The Contagious Commandments by Paul Kemp-Robertson

The Contagious Commandments by Paul Kemp-Robertson

Author:Paul Kemp-Robertson [Kemp-Robertson, Paul and Barth, Chris]
Language: eng
Format: epub
ISBN: 9780241328989
Publisher: Penguin Books Ltd
Published: 2018-08-25T00:00:00+00:00


THE MARKETING LAG

While consumer adoption has tended to match the briskness of freshly created tech, brands have largely struggled to keep pace. For decades, most consumers could be reached by spending advertising dollars on a combination of television, radio, print, and billboards. Marketing departments, therefore, built themselves around these proven media channels and tactical processes, with little need to optimize for adaptability. After all, nothing much was likely to change. This status quo (and its healthy margins) sustained a culture of Mad Men-esque Martini lunches for nearly half a century. In Contagious’s lifespan, however, the need to adapt to change has exploded into an absolute imperative, as new platforms and devices manage to launch and scale seemingly overnight. The ad industry now has to run at full pelt just to keep up.

Take Vine, for example. The short-form video tool was founded in 2012, bought four months later by Twitter for a reported $30 million, and by June 2013 boasted 40 million users – 1 million more than the combined ratings of the United States’ two most popular TV broadcasts: Sunday Night Football and The Big Bang Theory. User numbers rose to 200 million within three years, but Instagram and Snapchat soon usurped Vine, leading to Twitter shutting the platform down in early 2017. This decision no doubt provoked despairing sighs from brands such as Gap, Sephora, Target and VW, which had devoted significant creative energy to honing a smorgasbord of six-second wonders under the false assumption that this new channel would last longer than a military pizza. (Thirty-six months, if you’re wondering.)

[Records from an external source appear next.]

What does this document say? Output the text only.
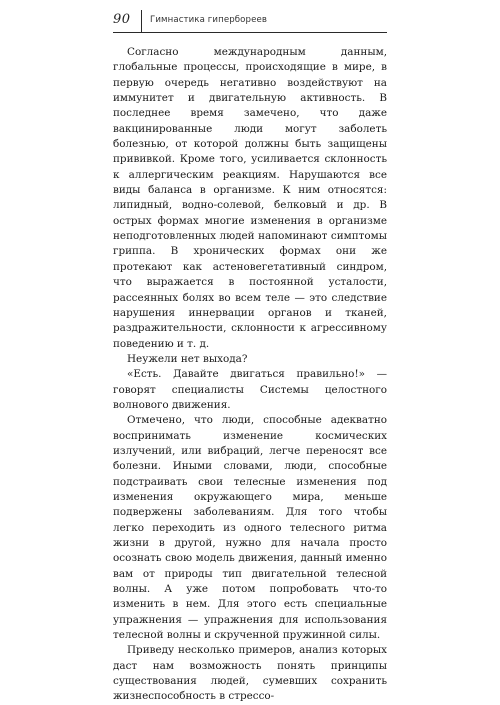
90 Гимнастика гипербореев

Согласно международным данным, глобальные процессы, происходящие в мире, в первую очередь негативно воздействуют на иммунитет и двигательную активность. В последнее время замечено, что даже вакцинированные люди могут заболеть болезнью, от которой должны быть защищены прививкой. Кроме того, усиливается склонность к аллергическим реакциям. Нарушаются все виды баланса в организме. К ним относятся: липидный, водно-солевой, белковый и др. В острых формах многие изменения в организме неподготовленных людей напоминают симптомы гриппа. В хронических формах они же протекают как астеновегетативный синдром, что выражается в постоянной усталости, рассеянных болях во всем теле — это следствие нарушения иннервации органов и тканей, раздражительности, склонности к агрессивному поведению и т. д.

Неужели нет выхода?

«Есть. Давайте двигаться правильно!» — говорят специалисты Системы целостного волнового движения.

Отмечено, что люди, способные адекватно воспринимать изменение космических излучений, или вибраций, легче переносят все болезни. Иными словами, люди, способные подстраивать свои телесные изменения под изменения окружающего мира, меньше подвержены заболеваниям. Для того чтобы легко переходить из одного телесного ритма жизни в другой, нужно для начала просто осознать свою модель движения, данный именно вам от природы тип двигательной телесной волны. А уже потом попробовать что-то изменить в нем. Для этого есть специальные упражнения — упражнения для использования телесной волны и скрученной пружинной силы.

Приведу несколько примеров, анализ которых даст нам возможность понять принципы существования людей, сумевших сохранить жизнеспособность в стрессо-
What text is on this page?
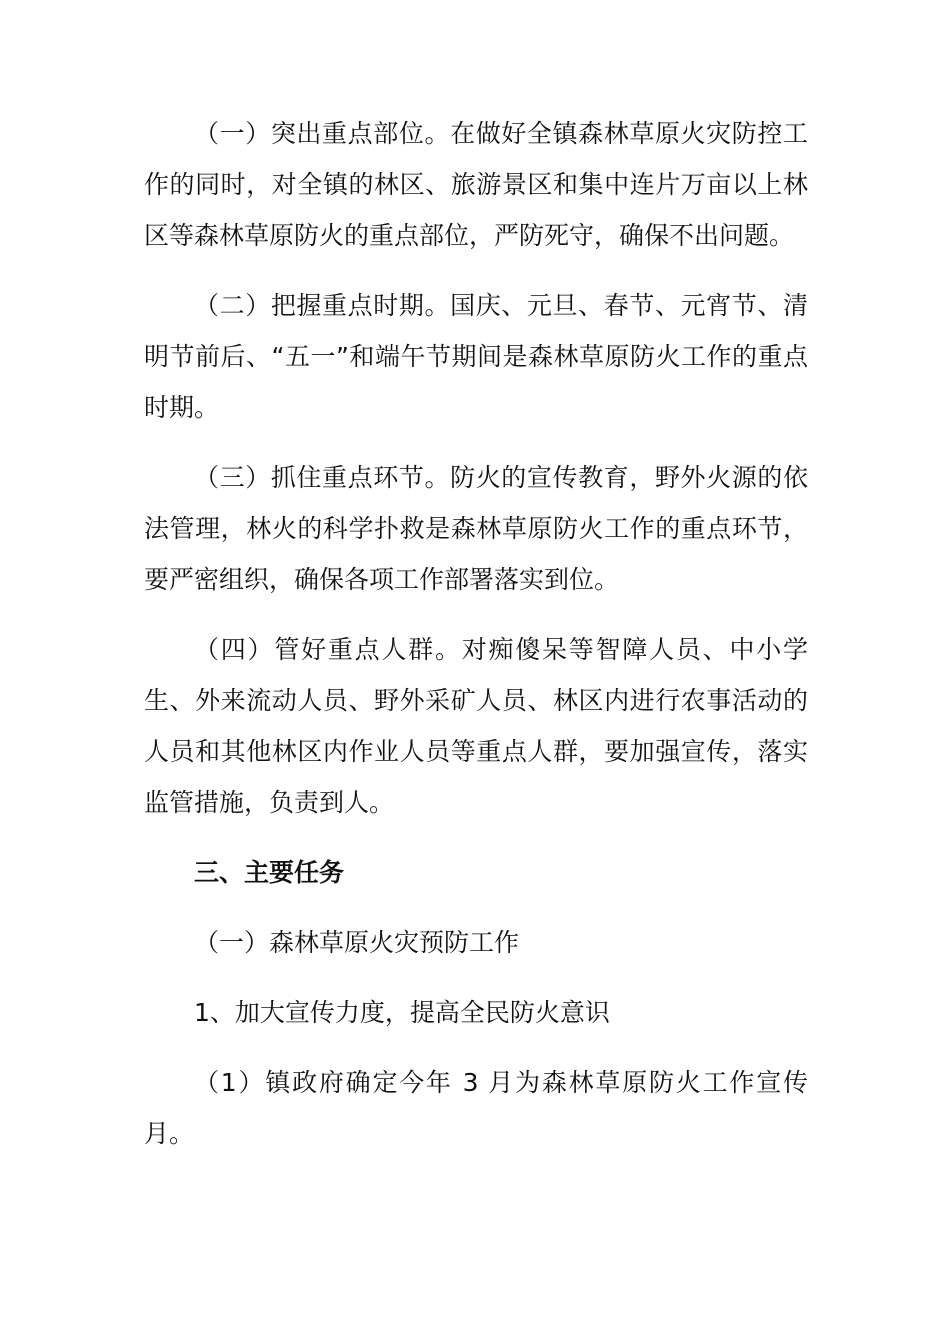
（一）突出重点部位。在做好全镇森林草原火灾防控工作的同时，对全镇的林区、旅游景区和集中连片万亩以上林区等森林草原防火的重点部位，严防死守，确保不出问题。

（二）把握重点时期。国庆、元旦、春节、元宵节、清明节前后、“五一”和端午节期间是森林草原防火工作的重点时期。

（三）抓住重点环节。防火的宣传教育，野外火源的依法管理，林火的科学扑救是森林草原防火工作的重点环节，要严密组织，确保各项工作部署落实到位。

（四）管好重点人群。对痴傻呆等智障人员、中小学生、外来流动人员、野外采矿人员、林区内进行农事活动的人员和其他林区内作业人员等重点人群，要加强宣传，落实监管措施，负责到人。

三、主要任务

（一）森林草原火灾预防工作

1、加大宣传力度，提高全民防火意识

（1）镇政府确定今年 3 月为森林草原防火工作宣传月。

This is why we advocated aligning with behaviours in commandment four, to insulate your brand from overreliance on a given platform. Brands and their agencies chase consumer attention as it shifts en masse, quickly and often randomly, like atoms in a jar, to nascent platforms and the latest devices. New precedents are being set all the time, which means marketers generally lack the immediate expertise or time to evaluate how appropriate a match these shiny new things may be for the company’s commercial objectives.

But at the same time, a decision to ‘wait to see what gains traction’ can feel like deciding to concede first-mover advantage or, worse still, arriving at the party with your expensive booze just as everyone else is leaving. Given that figuring out where to bet your marketing resources presents a huge strategic and creative challenge, how do you know if you’re backing the next Facebook or foolishly chucking cash at another Second Life, the place where avatars go to die? Carving out a slice of budget to experiment without overinvesting can be the difference between being prepped to pounce and scrambling to learn new skills once a behaviour or platform hits the mainstream.